BIO: Danny Clay is a composer based in San Francisco. His work is rooted in play, games, curiosity, and the sheer joy of making things. A part-time elementary school music teacher, he frequently collaborates with his students to produce new works for experienced musicians and amateurs alike.

 

[DONGBA DANCE KIT]: https://vimeo.com/228229231

I was immediately captivated by the beauty and mysteriously intuitive clarity of Dongba script, in particular their means of transcribing dance rituals. As I spent more time getting to know the writing system, it occurred to me that many of the basic building blocks of the Dongba script could serve as a means of notating simple movements of the body. I made a short ‘instruction’ video outlining some of these simple movements, with the idea that this vocabulary might be a useful way of exploring dance and notation with my elementary school music/theater students in the coming school year.

 

[WORDS] : A VIDEO WORKBOOK: https://vimeo.com/228215127/d50c8efbec

As a means of investigating how we use our inner/outer voices and languages expressively, I created a set of verbal and non-verbal ‘exercises’ that could be performable by anyone. These exercises included simple tasks such as thinking up specific words without saying them, saying any word that comes to mind, describing someone you love, inventing nonsense words, improvised run-on sentences, etc. I was curious to not only examine how the connection between our brains and voices could be challenged in different ways, but how those challenges might manifest themselves in different languages.
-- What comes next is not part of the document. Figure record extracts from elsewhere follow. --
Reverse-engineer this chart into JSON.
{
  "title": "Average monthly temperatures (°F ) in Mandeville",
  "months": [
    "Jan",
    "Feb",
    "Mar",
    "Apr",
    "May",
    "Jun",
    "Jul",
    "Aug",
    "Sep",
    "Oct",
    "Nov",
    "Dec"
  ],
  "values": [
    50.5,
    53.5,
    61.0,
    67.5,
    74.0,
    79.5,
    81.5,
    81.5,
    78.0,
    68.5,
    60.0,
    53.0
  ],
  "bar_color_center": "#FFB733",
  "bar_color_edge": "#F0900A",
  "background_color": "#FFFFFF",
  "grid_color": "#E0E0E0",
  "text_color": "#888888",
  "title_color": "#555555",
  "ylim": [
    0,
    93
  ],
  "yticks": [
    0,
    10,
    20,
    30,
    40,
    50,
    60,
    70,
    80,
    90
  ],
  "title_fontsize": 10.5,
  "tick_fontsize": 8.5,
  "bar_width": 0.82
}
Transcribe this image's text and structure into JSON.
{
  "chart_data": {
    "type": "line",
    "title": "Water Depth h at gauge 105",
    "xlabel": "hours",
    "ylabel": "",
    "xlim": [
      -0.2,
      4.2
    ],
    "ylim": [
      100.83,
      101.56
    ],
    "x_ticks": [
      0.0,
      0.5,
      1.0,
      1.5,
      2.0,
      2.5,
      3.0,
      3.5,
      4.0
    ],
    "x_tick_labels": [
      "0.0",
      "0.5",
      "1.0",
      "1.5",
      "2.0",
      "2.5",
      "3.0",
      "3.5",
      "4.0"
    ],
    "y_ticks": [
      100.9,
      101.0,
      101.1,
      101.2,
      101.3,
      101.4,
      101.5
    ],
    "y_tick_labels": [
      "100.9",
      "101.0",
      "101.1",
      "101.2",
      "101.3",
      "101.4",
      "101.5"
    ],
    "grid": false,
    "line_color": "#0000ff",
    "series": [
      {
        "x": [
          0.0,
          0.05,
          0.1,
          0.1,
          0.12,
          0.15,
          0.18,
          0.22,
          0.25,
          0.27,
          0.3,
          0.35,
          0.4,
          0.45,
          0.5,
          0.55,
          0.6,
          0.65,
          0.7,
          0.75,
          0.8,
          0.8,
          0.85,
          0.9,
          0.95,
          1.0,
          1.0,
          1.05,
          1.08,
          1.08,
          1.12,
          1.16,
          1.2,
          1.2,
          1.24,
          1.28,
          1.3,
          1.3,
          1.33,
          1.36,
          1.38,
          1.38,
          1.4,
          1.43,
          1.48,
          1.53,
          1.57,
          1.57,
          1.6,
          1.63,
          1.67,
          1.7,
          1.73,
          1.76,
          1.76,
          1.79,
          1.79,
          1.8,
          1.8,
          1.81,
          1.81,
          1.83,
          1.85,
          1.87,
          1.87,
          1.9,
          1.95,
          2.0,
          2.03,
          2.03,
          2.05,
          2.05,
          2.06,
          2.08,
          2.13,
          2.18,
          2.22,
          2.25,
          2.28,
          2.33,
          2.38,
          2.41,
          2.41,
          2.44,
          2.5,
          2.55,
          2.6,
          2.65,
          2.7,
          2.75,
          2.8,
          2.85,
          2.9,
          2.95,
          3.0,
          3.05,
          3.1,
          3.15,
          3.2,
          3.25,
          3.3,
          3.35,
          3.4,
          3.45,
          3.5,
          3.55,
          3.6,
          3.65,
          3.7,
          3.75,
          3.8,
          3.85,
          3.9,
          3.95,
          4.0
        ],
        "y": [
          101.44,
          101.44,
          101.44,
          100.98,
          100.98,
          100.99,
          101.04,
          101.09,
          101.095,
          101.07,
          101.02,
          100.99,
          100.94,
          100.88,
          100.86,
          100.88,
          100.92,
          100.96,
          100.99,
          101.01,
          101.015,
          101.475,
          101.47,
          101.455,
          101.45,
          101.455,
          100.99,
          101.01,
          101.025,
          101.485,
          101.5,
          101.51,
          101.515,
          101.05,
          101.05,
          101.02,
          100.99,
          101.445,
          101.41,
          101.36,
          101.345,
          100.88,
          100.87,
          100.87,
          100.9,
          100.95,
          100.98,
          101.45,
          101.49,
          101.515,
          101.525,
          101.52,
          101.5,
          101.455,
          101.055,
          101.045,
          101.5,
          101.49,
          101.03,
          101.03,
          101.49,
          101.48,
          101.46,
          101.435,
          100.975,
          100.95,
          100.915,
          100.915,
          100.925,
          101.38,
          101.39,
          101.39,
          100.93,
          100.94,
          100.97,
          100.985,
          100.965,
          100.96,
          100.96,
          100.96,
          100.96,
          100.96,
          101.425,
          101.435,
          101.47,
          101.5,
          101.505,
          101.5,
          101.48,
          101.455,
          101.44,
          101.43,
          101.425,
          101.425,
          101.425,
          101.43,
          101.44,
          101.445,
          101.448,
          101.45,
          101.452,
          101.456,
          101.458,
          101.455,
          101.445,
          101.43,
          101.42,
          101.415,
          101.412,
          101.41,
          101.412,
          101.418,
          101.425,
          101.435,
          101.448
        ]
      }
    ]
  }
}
After asking eleven people affiliated with the Lijiang Studio to record themselves performing these exercises, I created this 30-minute collage video in eleven sections, each connected to a specific exercise. The video features performances in Mandarin, English, Cantonese, Naxi, Hebrew, and Flemish Dutch.

 

ER GE SLEEPS: 

One sleepless night while staying in the village of Wumu, I made a 2-hour recording of Lijiang Studio host He Er Ge snoring. It hadn’t occurred to me until then how deeply intriguing the sonic structure of snoring can be - patient, hypnotic, organically evolving, yet entirely unpredictable from sound to sound. In order to examine this in a musical context, I improvised a bass solo over this recording in a bedroom at Lijiang Studio, and invited others to stay and fall asleep to it.